Pour certains observateurs dont Meehan (2011), Gbagbo a été le premier à utiliser la notion d’Ivoirité dans ce qui peut être vu comme une tentative de briser l’épine dorsale de la base de soutien de Houphouët-Boigny dont le FPI soutenait qu’elle était enracinée dans les grandes populations immigrantes et colonisatrices qui avaient bénéficié de ses politiques pro- migration et des droits de propriété foncière jugés libéraux. L’ivoirité devint plus tard une stratégie plus ouverte pour marginaliser le principal rival de Gbagbo, Ouattara, et s’inscrivit également dans les efforts anti-impérialistes du FPI pour redéfinir une culture ivoirienne souveraine. En devenant président, Bédié a embrassé avec enthousiasme le discours de l’Ivoirité dans une tentative de plus en plus désespérée de surmonter les défis auxquels il a dû faire face à la suite d’une scission du PDCI et de la crise économique prolongée. Les motivations politiques derrière son soutien à l’Ivoirité sont devenues plus explicites dans le nouveau code électoral de la Côte d’Ivoire (1994) qui limitait le droit de vote aux citoyens ivoiriens, déclarant que tous les candidats présidentiels doivent avoir une citoyenneté ivoirienne complète, ne pas avoir vécu hors du pays ces cinq dernières années et n’auraient

jamais dû renoncer à leur citoyenneté pour prendre la nationalité d’un autre pays. Pour plusieurs, ce nouveau code électoral était clairement conçu pour empêcher Ouattara de se présenter contre lui pour le poste de président puisque le père de Ouattara était prétendument Burkinabé et Ouattara avait travaillé à l’étranger pour le FMI depuis 1993 et avait déjà voyagé avec un passeport burkinabé. En 1998, Bédié a également introduit un nouveau Code foncier qui stipulait que seuls les Ivoiriens avaient le droit d’acheter des terres, privant ainsi les non-nationaux du droit de s’installer dans le sud et laissant ceux déjà installés vulnérables à l’accaparement des terres. Beaucoup de ces politiques avaient formé la base revendicative des premiers manifestes du FPI et permis à Bédié de marcher sur les plates-bandes de Gbagbo.

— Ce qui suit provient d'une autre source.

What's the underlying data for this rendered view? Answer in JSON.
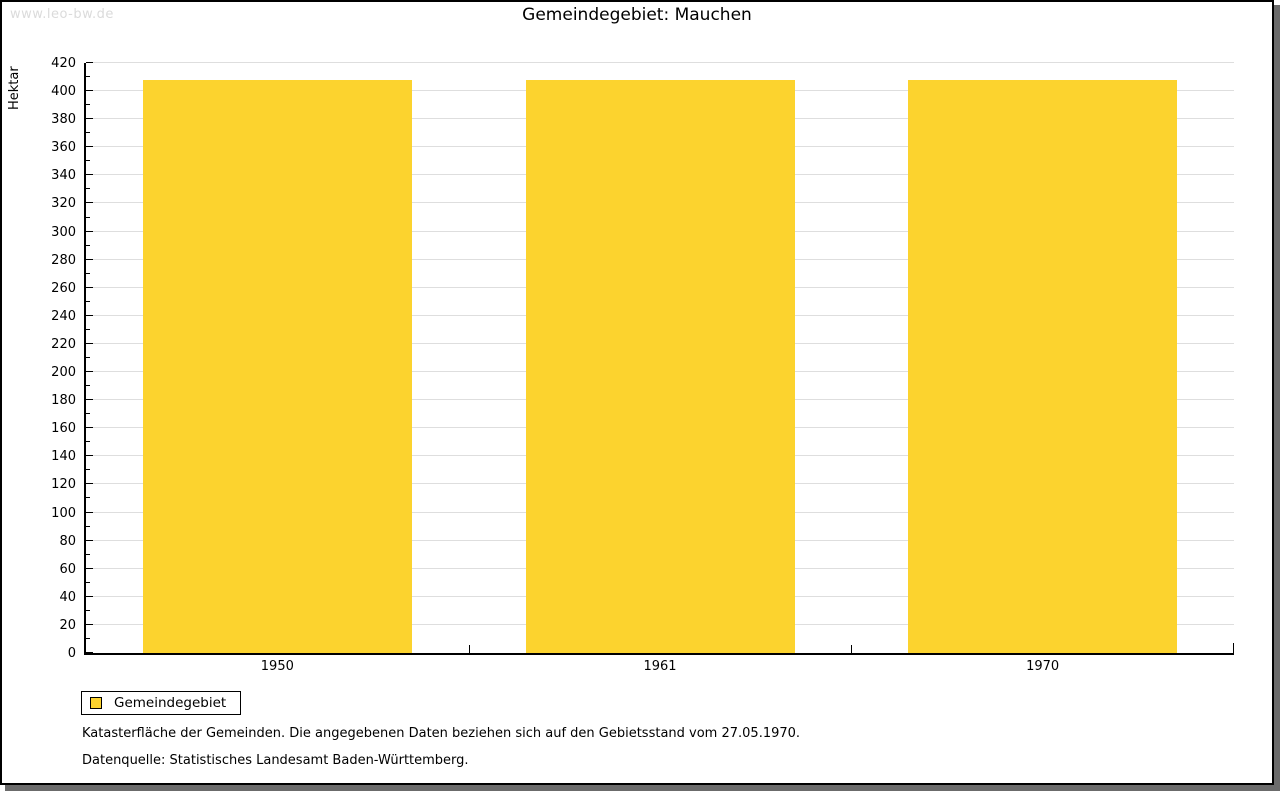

Lors des premières élections du pays (1995), Ouattara a été exclu de la course à la présidence, le RDR et le FPI ont tous deux boycotté les élections et le PDCI dirigé par Bédié a enregistré une large majorité, bien que dépourvue de légitimité populaire. Au cours des années 1990, Ouattara et ses partisans du RDR ont présenté son exclusion des élections présidentielles parce qu’il était un Nordiste et un Musulman et ont ainsi réussi à inverser l’Ivoirité afin de convertir le mécontentement latent dans le nord du pays, leur propre base de soutien qui est très ethnicisée.